The Court provided some interesting interpretative guidance while conducting the above analyses. For example, the Court categorically rejected the notion that its prior decision in Tidewater Marine Western, Inc. v. Bradshaw, 14 Cal. 4th 557 (1996), stood for the proposition that “California overtime law follows California residents wherever they go throughout the United States.” Rather, the Court said, Tidewater was limited to a fact pattern where an employee temporarily left California during the course of an average workday. The Court also heavily implied that California law might not apply to an employee who temporarily entered California during the course of an average workday. As another example, the Court rejected Oracle’s attempts to argue burden on the part of non-California employers – at least in part because Oracle itself is a California employer. Oracle had argued with regard to wage statements that it would be extremely burdensome for a non-California employer to have to generate an entirely new pay stub just to comply with California law to the extent an employee entered California for a full workday or workweek. The Court reasoned, however, that since Oracle was a California employer it would not be burdensome to require it to comply with California law. In addition, the Court noted that an out-of-state employer might not be obligated to comply with California’s pay stub law to the extent a non-resident employee temporarily entered California (even for a full workday or workweek), since the governmental interest analysis discussed above might have a different result to the extent the issue was pay stub content and not overtime entitlement.
Second and Third Certified Questions: UCL Ramifications
Having established that in-state work by non-resident employees was regulated by California Labor Code §§ 510 and 1194, the Court turned to the two questions pertaining to the UCL.
With regard to in-state work, the Court easily decided that because such work was subject to Sections 510 and 1194, any violation of these sections could support a UCL claim in the same fashion as any other overtime violation, pursuant to Cortez v. Purolator Air Filtration Products Co., 23 Cal.4th 163 (2000).
With regard to out-of-state work, however, the Court agreed with Oracle that violations of the Fair Labor Standards Act, 29 U.S.C. § 207(a), implicated the “presumption against extraterritorial application” discussed in Diamond Multimedia Systems, Inc. v. Superior Court (Pass), 19 Cal. 4th 1036 (1999). Under this presumption, courts assume that statutes are not intended to reach conduct beyond state borders absent an express indication from the legislature that such a result is desired. Here, the Court found no such express indication pertaining to the UCL. Plaintiffs attempted to evade this presumption by arguing that – since Oracle is headquartered in California – the decision to pay or not pay overtime in other states was presumably made in California, and that therefore the overtime violation occurred within California.
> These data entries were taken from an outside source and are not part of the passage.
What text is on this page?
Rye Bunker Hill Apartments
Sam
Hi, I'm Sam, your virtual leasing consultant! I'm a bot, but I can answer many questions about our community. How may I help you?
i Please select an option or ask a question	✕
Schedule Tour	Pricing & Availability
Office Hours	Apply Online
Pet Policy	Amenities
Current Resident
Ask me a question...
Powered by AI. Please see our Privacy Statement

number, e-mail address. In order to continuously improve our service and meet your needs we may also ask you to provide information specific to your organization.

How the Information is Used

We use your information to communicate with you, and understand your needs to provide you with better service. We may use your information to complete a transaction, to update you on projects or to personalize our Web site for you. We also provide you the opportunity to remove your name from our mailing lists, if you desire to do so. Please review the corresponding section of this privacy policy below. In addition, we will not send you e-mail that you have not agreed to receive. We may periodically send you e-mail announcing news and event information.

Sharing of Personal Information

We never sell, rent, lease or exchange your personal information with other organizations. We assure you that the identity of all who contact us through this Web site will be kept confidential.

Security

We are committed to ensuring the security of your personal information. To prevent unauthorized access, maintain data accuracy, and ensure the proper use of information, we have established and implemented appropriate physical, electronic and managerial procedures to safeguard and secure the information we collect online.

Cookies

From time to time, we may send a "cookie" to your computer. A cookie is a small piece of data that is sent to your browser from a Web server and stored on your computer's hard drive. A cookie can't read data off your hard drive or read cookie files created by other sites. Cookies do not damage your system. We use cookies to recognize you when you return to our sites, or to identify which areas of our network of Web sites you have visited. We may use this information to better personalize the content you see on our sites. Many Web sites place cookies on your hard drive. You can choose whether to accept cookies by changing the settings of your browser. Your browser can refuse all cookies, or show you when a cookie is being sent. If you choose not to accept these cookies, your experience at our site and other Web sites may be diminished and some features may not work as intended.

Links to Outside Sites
The Court rejected this argument, reasoning that “for an employer to adopt an erroneous classification policy is not unlawful in the abstract,” and that the actual failure to pay overtime occurred where the employees in question were actually paid. Since the parties’ stipulated facts did not address this point the Court declined to “speculate about the place of payment as a basis for holding the UCL does, or does not, apply.”